SN: Women make up a small percentage of disc golfers, specifically competitive disc golfers. It's powerful how the women, and many of the men as well in the disc golf community, work together to grow women's participation in the sport.
Why is getting more women involved in disc golf so important? What are some of Throw Pink’s initiatives and programs designed to get more women interested in the sport?
SN: In addition to my work with Throw Pink, I also serve on the PDGA Women's Committee and the World Flying Disc Federation's (WFDF) disc golf committee and Women in Sport Commission. WFDF is putting in the work right now on some initiatives for gender equity in flying disc sports. I'm excited to be part of the conversation.
Giving more women and girls opportunities to participate in sports and outdoor recreation through the game of disc golf is my life's work. Sports provide essential health and developmental components (self-esteem and confidence) that many girls are missing out on due to the lack of programs and resources in their communities.

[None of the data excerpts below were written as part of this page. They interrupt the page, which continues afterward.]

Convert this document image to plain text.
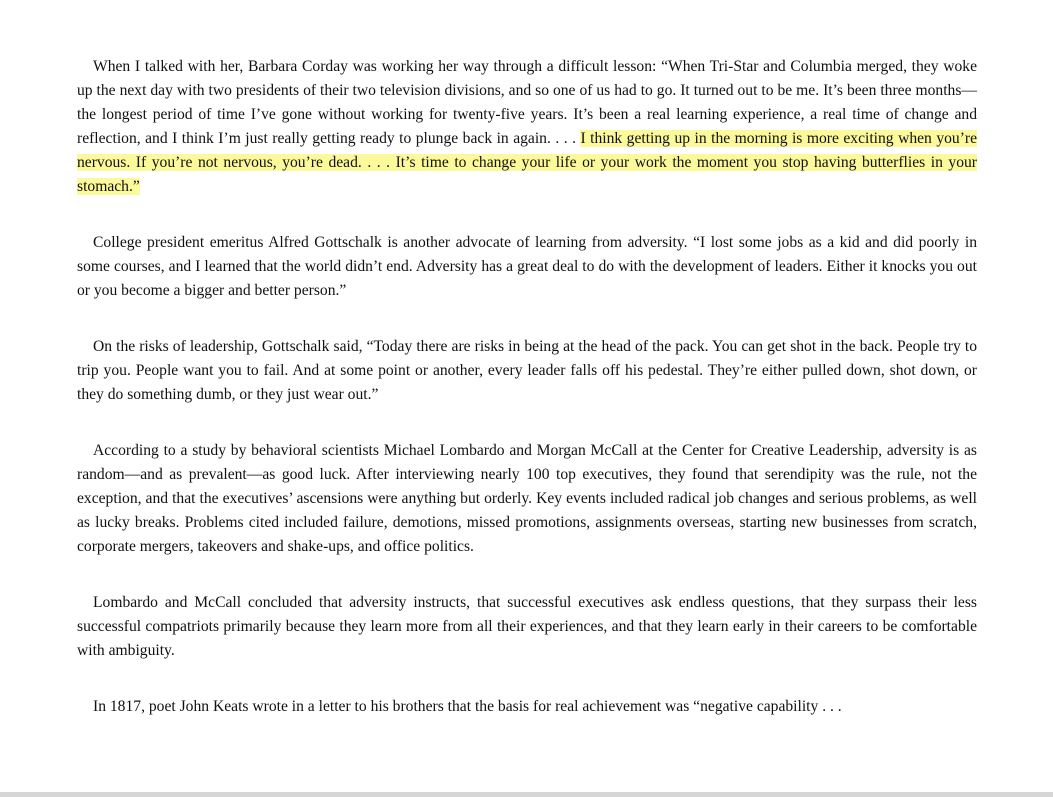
When I talked with her, Barbara Corday was working her way through a difficult lesson: “When Tri-Star and Columbia merged, they woke up the next day with two presidents of their two television divisions, and so one of us had to go. It turned out to be me. It’s been three months—the longest period of time I’ve gone without working for twenty-five years. It’s been a real learning experience, a real time of change and reflection, and I think I’m just really getting ready to plunge back in again. . . . I think getting up in the morning is more exciting when you’re nervous. If you’re not nervous, you’re dead. . . . It’s time to change your life or your work the moment you stop having butterflies in your stomach.”

College president emeritus Alfred Gottschalk is another advocate of learning from adversity. “I lost some jobs as a kid and did poorly in some courses, and I learned that the world didn’t end. Adversity has a great deal to do with the development of leaders. Either it knocks you out or you become a bigger and better person.”

On the risks of leadership, Gottschalk said, “Today there are risks in being at the head of the pack. You can get shot in the back. People try to trip you. People want you to fail. And at some point or another, every leader falls off his pedestal. They’re either pulled down, shot down, or they do something dumb, or they just wear out.”

According to a study by behavioral scientists Michael Lombardo and Morgan McCall at the Center for Creative Leadership, adversity is as random—and as prevalent—as good luck. After interviewing nearly 100 top executives, they found that serendipity was the rule, not the exception, and that the executives’ ascensions were anything but orderly. Key events included radical job changes and serious problems, as well as lucky breaks. Problems cited included failure, demotions, missed promotions, assignments overseas, starting new businesses from scratch, corporate mergers, takeovers and shake-ups, and office politics.

Lombardo and McCall concluded that adversity instructs, that successful executives ask endless questions, that they surpass their less successful compatriots primarily because they learn more from all their experiences, and that they learn early in their careers to be comfortable with ambiguity.

In 1817, poet John Keats wrote in a letter to his brothers that the basis for real achievement was “negative capability . . .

It's not just about the competition side of things, disc golf is fun to just play, and it's a great way to get exercise without even realizing you’re exercising. I would love to see more women out on the course.
Our fun clinics provide an environment in which all who participate can feel safe and welcome. This helps encourage new players to the game. We also work with youth initiatives, start them young. Our Throw Pink team was formed to promote more women's leadership in the sport by supporting and training more women to be event directors in their communities. If women see other women doing it, they'll be more encouraged to try it.
What are your thoughts on getting the LGBTQIA+ and POC communities more involved with playing disc golf? What initiatives does Throw Pink take to foster inclusivity and diversity?
SN: Disc golf is for everyone. I would love to see the demographic that plays disc golf to be a better representation of the human beings on the planet.
At Throw Pink, we try to create a fun and safe atmosphere for new people to experience and learn the game of disc golf. We host a variety of different events in the hopes of finding a format that appeals to everyone.
How can other organizations help bring disc golf to a more diverse community?
SN: Reach out to us. We can help you bring disc golf to your community.
What are your hopes for the future of the sport?
SN: Positive growth. More people from all walks of life playing. More communities getting behind the fun outdoor recreation that disc golf provides.